Lesen Sie hier, für welche Ausstellung das Technische Museum Wien kürzlich ausgezeichnet wurde.

Im TU Graz Wissenschaftspodcast „Talk Science to Me” sprach Matthias Lang-Raudaschl ausführlich über das Projekt ReCon. Hier geht's zum Podcast.

Kreislaufwirtschaft Bau: Funktionsweise des innovativen Verbindungssystems

Das entwickelte System mit Klettkomponenten aus Rohbaustoffen arbeitet nach dem Klettverschluss-Prinzip – jedoch in deutlich größerem Maßstab. Die zu koppelnden Bauteilenden besitzen direkt integrierte Pilzköpfe oder Haken. Diese greifen auf der gegenüberliegenden Seite in ein speziell per 3D-Druck gefertigtes Klettelement und schaffen so eine feste Verbindung.

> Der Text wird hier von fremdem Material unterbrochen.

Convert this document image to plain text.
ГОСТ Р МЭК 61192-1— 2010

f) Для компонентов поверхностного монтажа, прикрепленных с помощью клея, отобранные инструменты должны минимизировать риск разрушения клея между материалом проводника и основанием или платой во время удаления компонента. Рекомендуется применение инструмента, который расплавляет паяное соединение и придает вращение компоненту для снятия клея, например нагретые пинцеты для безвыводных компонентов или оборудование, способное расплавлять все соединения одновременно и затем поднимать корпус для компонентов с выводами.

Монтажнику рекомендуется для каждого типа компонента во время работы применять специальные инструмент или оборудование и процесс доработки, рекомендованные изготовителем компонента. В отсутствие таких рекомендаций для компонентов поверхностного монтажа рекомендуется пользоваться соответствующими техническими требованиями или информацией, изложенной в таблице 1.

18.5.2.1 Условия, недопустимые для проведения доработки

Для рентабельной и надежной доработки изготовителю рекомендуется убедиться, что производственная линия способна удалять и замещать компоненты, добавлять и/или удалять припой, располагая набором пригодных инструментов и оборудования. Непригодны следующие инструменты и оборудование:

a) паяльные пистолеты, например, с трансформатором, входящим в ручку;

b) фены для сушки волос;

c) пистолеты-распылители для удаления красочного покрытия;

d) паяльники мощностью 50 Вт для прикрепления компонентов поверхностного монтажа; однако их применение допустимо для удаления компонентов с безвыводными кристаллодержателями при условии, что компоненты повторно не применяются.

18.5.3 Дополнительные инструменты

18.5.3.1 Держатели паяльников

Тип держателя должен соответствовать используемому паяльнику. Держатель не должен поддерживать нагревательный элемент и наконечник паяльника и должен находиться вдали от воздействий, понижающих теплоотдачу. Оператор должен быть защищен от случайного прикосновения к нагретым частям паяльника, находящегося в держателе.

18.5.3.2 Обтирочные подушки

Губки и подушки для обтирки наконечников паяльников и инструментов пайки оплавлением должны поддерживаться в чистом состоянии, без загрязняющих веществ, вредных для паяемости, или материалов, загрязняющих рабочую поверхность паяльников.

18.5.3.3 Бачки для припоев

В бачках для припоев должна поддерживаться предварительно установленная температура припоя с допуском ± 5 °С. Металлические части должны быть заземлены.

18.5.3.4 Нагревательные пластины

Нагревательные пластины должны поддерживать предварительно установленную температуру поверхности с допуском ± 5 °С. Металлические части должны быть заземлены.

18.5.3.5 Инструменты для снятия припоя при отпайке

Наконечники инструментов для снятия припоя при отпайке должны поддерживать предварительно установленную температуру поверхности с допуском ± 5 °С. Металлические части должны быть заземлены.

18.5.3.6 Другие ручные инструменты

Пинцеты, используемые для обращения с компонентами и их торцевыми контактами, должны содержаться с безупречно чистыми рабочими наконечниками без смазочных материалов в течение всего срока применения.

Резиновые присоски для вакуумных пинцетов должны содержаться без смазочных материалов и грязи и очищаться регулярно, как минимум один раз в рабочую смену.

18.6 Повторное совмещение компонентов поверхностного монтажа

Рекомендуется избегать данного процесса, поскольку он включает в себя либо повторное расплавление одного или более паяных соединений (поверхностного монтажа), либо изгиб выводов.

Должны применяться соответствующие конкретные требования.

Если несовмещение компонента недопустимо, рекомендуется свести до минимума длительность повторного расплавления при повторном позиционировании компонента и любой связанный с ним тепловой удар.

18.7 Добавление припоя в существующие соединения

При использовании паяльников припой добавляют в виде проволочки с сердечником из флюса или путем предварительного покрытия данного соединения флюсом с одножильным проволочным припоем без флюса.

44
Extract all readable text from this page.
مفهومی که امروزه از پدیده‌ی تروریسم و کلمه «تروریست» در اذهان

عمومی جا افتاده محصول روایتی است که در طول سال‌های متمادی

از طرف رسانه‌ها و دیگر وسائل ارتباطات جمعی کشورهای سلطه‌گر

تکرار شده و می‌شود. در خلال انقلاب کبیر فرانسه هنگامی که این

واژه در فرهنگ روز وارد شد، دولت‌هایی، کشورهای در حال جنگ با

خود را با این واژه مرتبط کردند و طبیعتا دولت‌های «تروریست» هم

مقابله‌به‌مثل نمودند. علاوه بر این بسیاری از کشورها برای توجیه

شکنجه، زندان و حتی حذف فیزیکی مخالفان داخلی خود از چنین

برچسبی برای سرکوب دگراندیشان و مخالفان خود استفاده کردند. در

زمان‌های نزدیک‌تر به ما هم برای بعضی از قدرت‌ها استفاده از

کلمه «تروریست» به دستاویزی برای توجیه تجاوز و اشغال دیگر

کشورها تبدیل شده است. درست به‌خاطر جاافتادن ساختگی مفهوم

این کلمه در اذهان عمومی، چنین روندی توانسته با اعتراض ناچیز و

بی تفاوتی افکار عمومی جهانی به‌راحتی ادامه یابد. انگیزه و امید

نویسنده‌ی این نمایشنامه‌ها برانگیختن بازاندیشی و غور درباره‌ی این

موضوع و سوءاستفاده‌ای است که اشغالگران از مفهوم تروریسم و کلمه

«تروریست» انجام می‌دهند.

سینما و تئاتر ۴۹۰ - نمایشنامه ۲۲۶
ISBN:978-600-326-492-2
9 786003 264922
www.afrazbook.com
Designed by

Die im Projekt entwickelten Verbindungssysteme bewiesen bei Versuchen im Labor für konstruktiven Ingenieurbau der TU Graz eine ausgezeichnete Haftzugfestigkeit. Diese entspricht den Werten industrieller Standardprodukte.

Bau- und Abbruchabfälle sowie Bodenaushub sind wertvolle Rohstoffe, die durch das Baustoffrecycling als Sekundärrohstoffe oder Sekundärbaustoffe (Recyclingbaustoffe) wieder in den Stoffkreislauf der Bauwirtschaft zurückgeführt werden.

Flexible Gebäudetechnik: Einsatzgebiete und Weiterentwicklung

Die neu entwickelte Klettverbindung zielt hauptsächlich auf Innenraumanwendungen ab. Dort kann sie etwa nicht-tragende Holz- oder Gipskartonwände oder installationsführende Bauteile austauschbar machen.

Das Team erwartet eine weitere Verbesserung der Haftzugfestigkeit, wenn anstelle des projekttypischen 3D-Drucks Spritzgussverfahren oder gestanztes Metall für die Klettelemente zum Einsatz kommen.

Ressourcenschonung Bauwesen: Digitale Erfassung von Bauteilddaten

Zusätzlich zum Klettsystem entwickelten die ForscherInnen im Projekt ReCon ein Konzept für digitale Anwendungen zur Vereinfachung der Bauteilwiederverwendung. Sie wollten Komponentendaten langfristig verfügbar machen und damit die Kreislaufwirtschaft Bau vorantreiben.

Das Team erarbeitete zwei Verfahren: Erstens integrierten sie RFID-Chips in die Bauteile. Diese ermöglichen das direkte Auslesen von Informationen über Materialzusammensetzung und Einbaudatum vor Ort. 

Zweitens testeten sie QR-Codes, die auf die jeweiligen Elemente aufgedruckt werden und grundlegende Bauteilddaten enthalten.

Beim Rückbau können die Codes mit dem Smartphone gescannt werden. So lässt sich der Elementzustand bewerten und mögliche Schadstoffe identifizieren. 

Dies vereinfacht nicht nur die Wiederverwendung, sondern erhöht auch die Sicherheit. Ein prüfendes Labor kann bereits viele Gefahren erkennen, wenn das Produktionsjahr eines Bauelements bekannt ist.